Он отгонял эту мысль, но тень ее оставалась. «Все оттого, что мне нечего делать, – сказал он себе. – Одно достойное дело могло бы все исправить». День или два назад Манвел, сидя с ним у растопленной печки, склонил голову к огню и произнес: «Прошлой ночью, чтобы не замерзнуть, чтобы отвлечь мозги от холода, я зажег свечу и стал писать. Всю ночь писал, чтобы не оледенеть». Сако нахмурился. «И не обледенел, пока писал?» – «Нет, напротив.

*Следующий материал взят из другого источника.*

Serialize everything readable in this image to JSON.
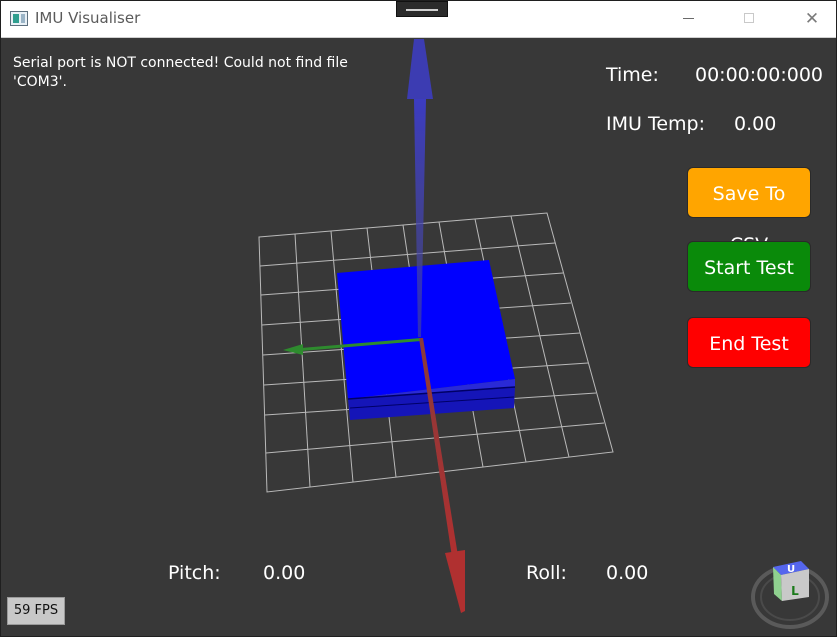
{
  "window": {
    "title": "IMU Visualiser"
  },
  "status": {
    "message": "Serial port is NOT connected! Could not find file 'COM3'."
  },
  "readouts": {
    "time_label": "Time:",
    "time_value": "00:00:00:000",
    "temp_label": "IMU Temp:",
    "temp_value": "0.00",
    "pitch_label": "Pitch:",
    "pitch_value": "0.00",
    "roll_label": "Roll:",
    "roll_value": "0.00"
  },
  "buttons": {
    "save_label": "Save To CSV",
    "start_label": "Start Test",
    "end_label": "End Test"
  },
  "fps": "59 FPS",
  "view_cube": {
    "top_letter": "U",
    "front_letter": "L"
  },
  "colors": {
    "save": "#ffa500",
    "start": "#0a8a0a",
    "end": "#ff0000",
    "block": "#0000ff",
    "axis_x": "#b03030",
    "axis_y": "#2e8b2e",
    "axis_z": "#3c3cc8"
  }
}
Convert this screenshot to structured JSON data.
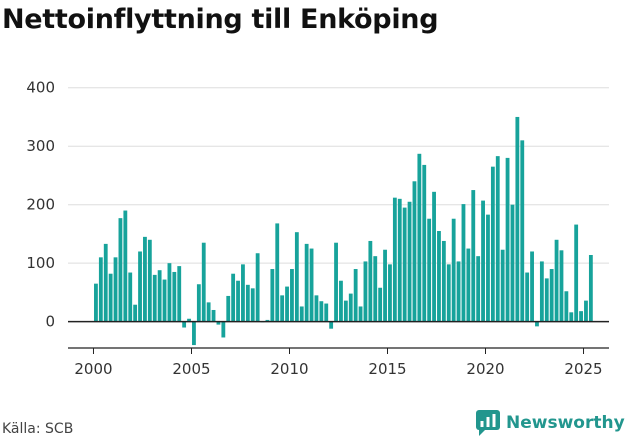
{
  "title": "Nettoinflyttning till Enköping",
  "source": "Källa: SCB",
  "brand": {
    "name": "Newsworthy",
    "icon": "newsworthy-logo-icon"
  },
  "colors": {
    "bar": "#17a39b",
    "grid": "#dddddd",
    "axis": "#222222",
    "brand": "#22968e"
  },
  "chart_data": {
    "type": "bar",
    "title": "Nettoinflyttning till Enköping",
    "xlabel": "",
    "ylabel": "",
    "ylim": [
      -45,
      420
    ],
    "xlim": [
      1998.7,
      2026.3
    ],
    "yticks": [
      0,
      100,
      200,
      300,
      400
    ],
    "xticks": [
      2000,
      2005,
      2010,
      2015,
      2020,
      2025
    ],
    "grid": true,
    "legend": "none",
    "frequency": "quarterly",
    "start_period": "2000-Q1",
    "values": [
      65,
      110,
      133,
      82,
      110,
      177,
      190,
      84,
      29,
      120,
      145,
      140,
      80,
      88,
      72,
      100,
      85,
      95,
      -10,
      5,
      -40,
      64,
      135,
      33,
      20,
      -5,
      -27,
      44,
      82,
      70,
      98,
      63,
      57,
      117,
      0,
      3,
      90,
      168,
      45,
      60,
      90,
      153,
      26,
      133,
      125,
      45,
      35,
      31,
      -12,
      135,
      70,
      36,
      48,
      90,
      26,
      103,
      138,
      112,
      58,
      123,
      98,
      212,
      210,
      195,
      205,
      240,
      287,
      268,
      176,
      222,
      155,
      138,
      98,
      176,
      103,
      201,
      125,
      225,
      112,
      207,
      183,
      265,
      283,
      123,
      280,
      200,
      350,
      310,
      84,
      120,
      -8,
      103,
      74,
      90,
      140,
      122,
      52,
      16,
      166,
      18,
      36,
      114
    ]
  }
}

Забыл, что за окном зима». О чем он писал, Сако не спросил – зависть заслонила все вопросы и мысли. «Конечно, – подумал он, когда издалека увидел толпу перед гастрономом, – Манвел-то один, мать умерла, вообще никого. Он-то может писать, он не обременен долгами, детьми, семьей». Люди стояли в беспорядочной очереди к дверям гастронома. Хлеб еще не подвезли. «Сколько разговоров было, что собирается в монастырь, а все никак не доедет. Да и какой монастырь, когда война».